The third prong of the standard requires that the source of the injury must have been a great rush of force or uncontrollable power. In applying this standard we must first identify the source of the injury and then we must determine if it meets the criterion of a great rush of force or uncontrollable power. Viewed from at least one possible perspective, the source of the injury can be deemed to have been the fight between the students. If petitioner’s body had been struck as a result of trying to stop the fight, that physical blow, had it caused a physical injury, would clearly have qualified as a great rush of force or uncontrollable power. Here it was petitioner’s mind which was dealt a blow as a consequence of the fight.
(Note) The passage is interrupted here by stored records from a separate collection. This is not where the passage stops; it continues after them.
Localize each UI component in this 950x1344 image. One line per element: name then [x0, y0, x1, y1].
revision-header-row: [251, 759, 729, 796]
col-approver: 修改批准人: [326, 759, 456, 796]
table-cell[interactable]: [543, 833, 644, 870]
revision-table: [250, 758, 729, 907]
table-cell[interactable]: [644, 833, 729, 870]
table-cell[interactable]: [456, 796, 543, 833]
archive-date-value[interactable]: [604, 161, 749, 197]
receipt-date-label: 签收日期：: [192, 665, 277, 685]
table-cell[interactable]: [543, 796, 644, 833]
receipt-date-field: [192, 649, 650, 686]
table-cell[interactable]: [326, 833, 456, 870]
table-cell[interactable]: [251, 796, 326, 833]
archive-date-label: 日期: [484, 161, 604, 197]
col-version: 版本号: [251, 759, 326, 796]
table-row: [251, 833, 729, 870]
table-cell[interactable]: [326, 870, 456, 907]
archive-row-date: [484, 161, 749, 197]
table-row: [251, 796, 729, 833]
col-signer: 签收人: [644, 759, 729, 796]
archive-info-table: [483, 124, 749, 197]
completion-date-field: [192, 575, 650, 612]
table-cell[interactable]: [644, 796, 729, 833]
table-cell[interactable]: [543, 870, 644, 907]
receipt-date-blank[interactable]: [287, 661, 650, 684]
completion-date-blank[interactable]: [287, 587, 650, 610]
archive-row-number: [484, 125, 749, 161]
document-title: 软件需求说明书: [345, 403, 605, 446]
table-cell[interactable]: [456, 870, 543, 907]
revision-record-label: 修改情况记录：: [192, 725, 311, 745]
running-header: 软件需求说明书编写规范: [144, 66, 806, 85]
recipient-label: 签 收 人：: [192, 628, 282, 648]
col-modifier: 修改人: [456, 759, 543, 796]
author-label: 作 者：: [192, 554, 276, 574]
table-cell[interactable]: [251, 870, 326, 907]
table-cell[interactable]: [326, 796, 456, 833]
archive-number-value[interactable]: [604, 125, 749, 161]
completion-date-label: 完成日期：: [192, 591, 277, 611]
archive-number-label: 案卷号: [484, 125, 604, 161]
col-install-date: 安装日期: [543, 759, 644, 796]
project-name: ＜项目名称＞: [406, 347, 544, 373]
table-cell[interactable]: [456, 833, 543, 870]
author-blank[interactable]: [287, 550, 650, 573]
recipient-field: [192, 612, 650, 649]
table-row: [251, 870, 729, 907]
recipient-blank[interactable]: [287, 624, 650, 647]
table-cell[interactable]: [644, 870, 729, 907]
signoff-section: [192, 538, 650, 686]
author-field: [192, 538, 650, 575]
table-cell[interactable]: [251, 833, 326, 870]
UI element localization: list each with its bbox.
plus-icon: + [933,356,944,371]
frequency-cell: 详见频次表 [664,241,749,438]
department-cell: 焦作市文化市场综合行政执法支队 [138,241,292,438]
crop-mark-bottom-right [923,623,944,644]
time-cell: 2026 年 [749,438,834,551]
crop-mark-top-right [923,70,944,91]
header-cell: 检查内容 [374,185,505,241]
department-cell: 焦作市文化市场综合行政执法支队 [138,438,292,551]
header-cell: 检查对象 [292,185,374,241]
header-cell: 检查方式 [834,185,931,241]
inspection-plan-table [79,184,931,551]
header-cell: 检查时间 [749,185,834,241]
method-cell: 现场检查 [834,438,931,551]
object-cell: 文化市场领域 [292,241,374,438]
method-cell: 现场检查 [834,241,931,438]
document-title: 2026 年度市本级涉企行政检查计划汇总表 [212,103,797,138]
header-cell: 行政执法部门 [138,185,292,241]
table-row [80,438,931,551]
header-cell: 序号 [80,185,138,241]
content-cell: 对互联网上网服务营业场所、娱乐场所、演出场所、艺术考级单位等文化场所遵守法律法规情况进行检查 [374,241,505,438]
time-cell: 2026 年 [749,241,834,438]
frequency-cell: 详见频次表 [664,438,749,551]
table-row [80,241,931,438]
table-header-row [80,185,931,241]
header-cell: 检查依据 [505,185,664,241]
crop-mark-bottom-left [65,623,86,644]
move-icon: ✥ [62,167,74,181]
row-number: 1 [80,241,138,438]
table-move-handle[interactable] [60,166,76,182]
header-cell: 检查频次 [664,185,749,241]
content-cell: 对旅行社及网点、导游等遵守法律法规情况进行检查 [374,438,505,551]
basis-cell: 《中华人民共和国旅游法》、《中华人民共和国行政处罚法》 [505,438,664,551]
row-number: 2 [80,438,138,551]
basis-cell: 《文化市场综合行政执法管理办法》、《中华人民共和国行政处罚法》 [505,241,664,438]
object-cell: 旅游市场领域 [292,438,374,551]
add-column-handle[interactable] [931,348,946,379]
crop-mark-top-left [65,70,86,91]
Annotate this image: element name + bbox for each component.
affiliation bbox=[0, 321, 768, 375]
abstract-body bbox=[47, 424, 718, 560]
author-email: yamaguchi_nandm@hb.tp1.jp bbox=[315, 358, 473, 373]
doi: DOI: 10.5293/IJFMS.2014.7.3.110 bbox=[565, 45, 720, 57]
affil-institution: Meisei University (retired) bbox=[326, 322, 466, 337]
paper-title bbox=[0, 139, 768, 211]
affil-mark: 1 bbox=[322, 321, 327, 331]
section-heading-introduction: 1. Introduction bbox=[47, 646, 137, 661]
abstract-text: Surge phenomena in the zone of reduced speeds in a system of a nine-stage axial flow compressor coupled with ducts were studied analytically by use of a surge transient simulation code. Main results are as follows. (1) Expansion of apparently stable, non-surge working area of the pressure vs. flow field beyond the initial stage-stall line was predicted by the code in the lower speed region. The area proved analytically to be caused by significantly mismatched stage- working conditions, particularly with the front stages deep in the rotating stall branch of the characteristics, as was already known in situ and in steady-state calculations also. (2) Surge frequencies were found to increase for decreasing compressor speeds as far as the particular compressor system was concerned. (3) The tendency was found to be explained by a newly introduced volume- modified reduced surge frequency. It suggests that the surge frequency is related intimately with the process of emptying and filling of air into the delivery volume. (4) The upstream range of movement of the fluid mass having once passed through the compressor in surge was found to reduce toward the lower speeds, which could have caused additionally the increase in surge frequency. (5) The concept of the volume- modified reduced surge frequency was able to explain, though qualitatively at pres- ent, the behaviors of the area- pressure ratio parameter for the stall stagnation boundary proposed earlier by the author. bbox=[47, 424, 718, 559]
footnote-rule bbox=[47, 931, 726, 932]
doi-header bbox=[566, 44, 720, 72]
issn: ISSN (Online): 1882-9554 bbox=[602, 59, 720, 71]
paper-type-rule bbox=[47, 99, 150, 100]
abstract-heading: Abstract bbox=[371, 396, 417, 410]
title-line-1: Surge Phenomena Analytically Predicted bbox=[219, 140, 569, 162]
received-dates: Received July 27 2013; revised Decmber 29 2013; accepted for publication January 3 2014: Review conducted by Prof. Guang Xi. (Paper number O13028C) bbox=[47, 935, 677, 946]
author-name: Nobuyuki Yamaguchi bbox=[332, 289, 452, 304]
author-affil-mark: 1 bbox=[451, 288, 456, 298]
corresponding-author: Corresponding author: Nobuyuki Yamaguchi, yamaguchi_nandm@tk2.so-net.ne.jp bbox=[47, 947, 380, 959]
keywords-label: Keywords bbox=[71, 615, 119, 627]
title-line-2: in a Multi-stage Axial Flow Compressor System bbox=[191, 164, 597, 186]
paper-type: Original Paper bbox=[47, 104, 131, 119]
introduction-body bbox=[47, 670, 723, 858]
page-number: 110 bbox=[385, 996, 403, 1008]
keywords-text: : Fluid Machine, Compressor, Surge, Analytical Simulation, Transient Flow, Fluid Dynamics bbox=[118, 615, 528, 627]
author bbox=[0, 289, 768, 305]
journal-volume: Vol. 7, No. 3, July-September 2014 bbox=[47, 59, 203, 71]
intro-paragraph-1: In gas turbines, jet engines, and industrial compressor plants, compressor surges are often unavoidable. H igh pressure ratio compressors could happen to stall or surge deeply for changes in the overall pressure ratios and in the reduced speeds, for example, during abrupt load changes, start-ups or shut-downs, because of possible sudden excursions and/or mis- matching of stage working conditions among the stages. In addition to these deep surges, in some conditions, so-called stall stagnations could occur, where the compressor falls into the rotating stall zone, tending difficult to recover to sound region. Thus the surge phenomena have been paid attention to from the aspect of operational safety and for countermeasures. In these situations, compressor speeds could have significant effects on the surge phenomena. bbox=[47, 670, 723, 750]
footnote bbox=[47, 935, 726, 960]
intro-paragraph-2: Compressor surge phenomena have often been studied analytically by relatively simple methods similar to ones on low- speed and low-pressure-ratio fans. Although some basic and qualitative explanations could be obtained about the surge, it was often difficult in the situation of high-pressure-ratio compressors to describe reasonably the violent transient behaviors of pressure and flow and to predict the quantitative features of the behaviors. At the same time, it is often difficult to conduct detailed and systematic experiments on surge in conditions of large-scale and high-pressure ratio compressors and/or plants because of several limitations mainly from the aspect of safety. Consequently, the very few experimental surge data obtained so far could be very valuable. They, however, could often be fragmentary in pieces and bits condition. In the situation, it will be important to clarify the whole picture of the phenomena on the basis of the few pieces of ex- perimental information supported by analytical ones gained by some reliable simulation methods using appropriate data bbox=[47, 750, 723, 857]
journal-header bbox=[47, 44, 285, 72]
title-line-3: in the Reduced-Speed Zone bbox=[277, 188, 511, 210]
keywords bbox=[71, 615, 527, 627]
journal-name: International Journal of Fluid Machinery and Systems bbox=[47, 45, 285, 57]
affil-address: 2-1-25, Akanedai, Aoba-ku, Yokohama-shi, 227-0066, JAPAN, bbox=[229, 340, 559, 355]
Thus, if the fight itself constituted a psychic assault which inevitably *146set into motion petitioner’s physical and ultimately devastating psychological responses, it may be viewed as constituting an external uncontrollable power.

We, of course, are not experts in matters affecting the functioning of the mind under abnormal stress and strain. We are, however, satisfied that there are sufficient factual indicia here to require further psychiatric exploration. We, therefore, have no alternative but to remand to the Bóard for further proceedings based upon further psychiatric testimony addressing the questions we have here raised, namely, whether petitioner’s meeting “with the object or matter that was the source of the harm” was in any fair sense involuntary and whether the totality of the events set in motion by his coming upon the fight constituted a psychic stimulus of uncontrollable power.

We, moreover, point out that the shift in the original psychiatric focus which results from a Kane analysis may suggest the need to rethink the nature of the third incident altogether. It is clear that the 1977 event was the major causative contributor to petitioner’s ultimate disability and that the December 1980 event was strongly reinforcing of the psychiatric problems triggered three years earlier. The 1980 event, however, had taken place just before the Christmas-New Year holiday. The third event therefore occurred only several weeks after petitioner’s return to work following the holiday recess. He may well have been still affected by the second event. It may therefore be, in reconsidering the causative question, that the third event, quite apart from its characterization as traumatic within the Kane redefinition, was not a contributing factor at all but gather a symptomatic manifestation of a disability already fixed as a result of the synergistic operation of the first two events. We do not foreclose petitioner, on the remand, from addressing this issue by way of appropriate psychiatric evidence.

We remand to the Board of Trustees for further proceedings consistent herewith.